I tried to configure ECS data for my queries sent by Pi-Hole via Unbound.

I followed this thread:
Support for add-subnet option from dnsmasq (ECS/EDNS0 Client Subnet)
and the dnsmasq man page.

So I added both IPv4 and IPv6 subnet of my ISP, for example:
add-subnet= 212.144.0.0/16,2a00::/27
to the dnsmasq config of my Pi-Hole.

This works fine for IPv4. When querying
dig TXT whoami.ipv4.akahelp.net
I get "ip", "ns" and "ecs" values in return as configured.

But when I do the same with Ipv6
dig TXT whoami.ipv6.akahelp.net
or
dig TXT whoami.ds.akahelp.net
I get only "ns" as the answer, without any "ecs" info.

The man page for dnsmasq confuses my regarding the correct configuration for dnsmasq. It writes:
Quote: "For example, ... --add-subnet=1.2.3.4/24,1.2.3.4/24 will add 1.2.3.0/24 for both IPv4 and IPv6 requestors."
Am I wrong adding an IPv6 subnet to "add-subnet", instead of an IPv4 address as shown in the man page example? But why should I add an IPv4 subnet for IPv6?

What did I wrong here?

For IPv6 to succeed, you want to make sure that the DNS request is transported via IPv6.

You may force dig to use IPv6 as transport protocol, e.g.

dig  -6 TXT whoami.ipv6.akahelp.net

However, that would only control the transport path to the system's DNS resolver, and that resolver may decide to forward the request via IPv4 or IPv6.

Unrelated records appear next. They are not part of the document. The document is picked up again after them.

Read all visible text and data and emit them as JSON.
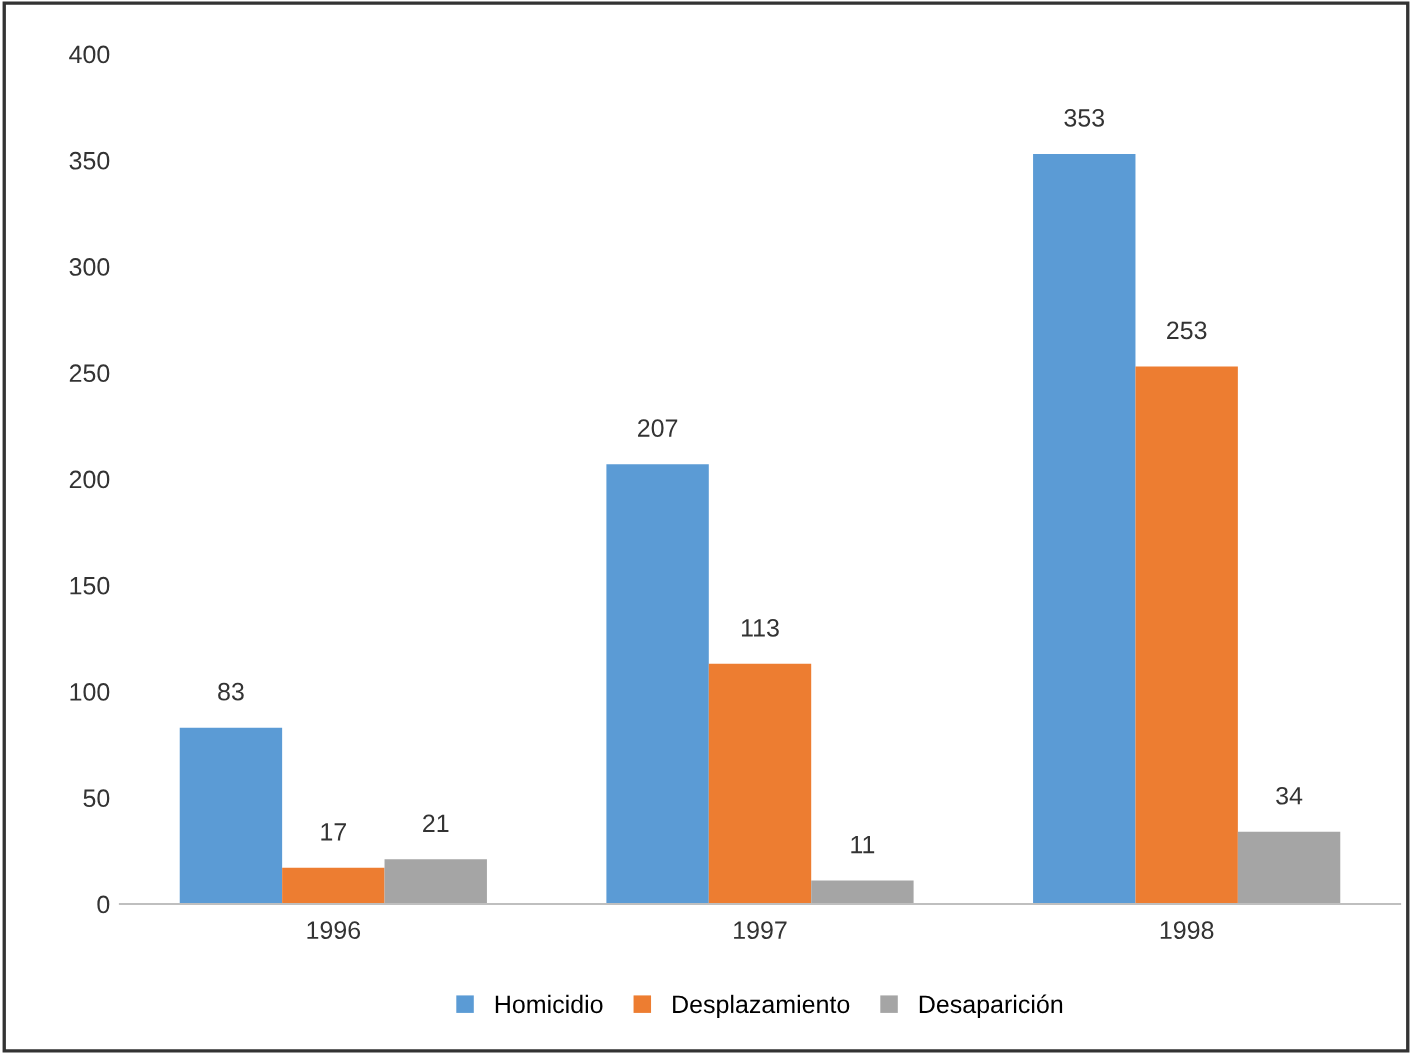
{
  "chart_data": {
    "type": "bar",
    "categories": [
      "1996",
      "1997",
      "1998"
    ],
    "series": [
      {
        "name": "Homicidio",
        "color": "#5b9bd5",
        "values": [
          83,
          207,
          353
        ]
      },
      {
        "name": "Desplazamiento",
        "color": "#ed7d31",
        "values": [
          17,
          113,
          253
        ]
      },
      {
        "name": "Desaparición",
        "color": "#a5a5a5",
        "values": [
          21,
          11,
          34
        ]
      }
    ],
    "ylim": [
      0,
      400
    ],
    "yticks": [
      0,
      50,
      100,
      150,
      200,
      250,
      300,
      350,
      400
    ],
    "grid": false,
    "legend": "bottom",
    "data_labels": true
  }
}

You could opt to send that dig to an IPv6 address of a public DNS resolver, e.g.

dig -6 TXT whoami.ipv6.akahelp.net @2001:4860:4860::8888

But depending on your intentions, that may not be what you want to test.

What's your goal for adding those dnsmasq add-subnet options?
And what do you intend to verify by those *dig*s?

Thanks a lot. I want to learn about if sending over the ECS data makes any difference when using sites that use any content delivery network and therefore maybe use a more nearby server than with just the IP. With dig I try to find out if the server receive the ECS data.

You wouldn't need to add any options at all to Pi-hole in that case.

A public DNS server would already be able to use your IP address information from the DNS requests that your Pi-hole is sending.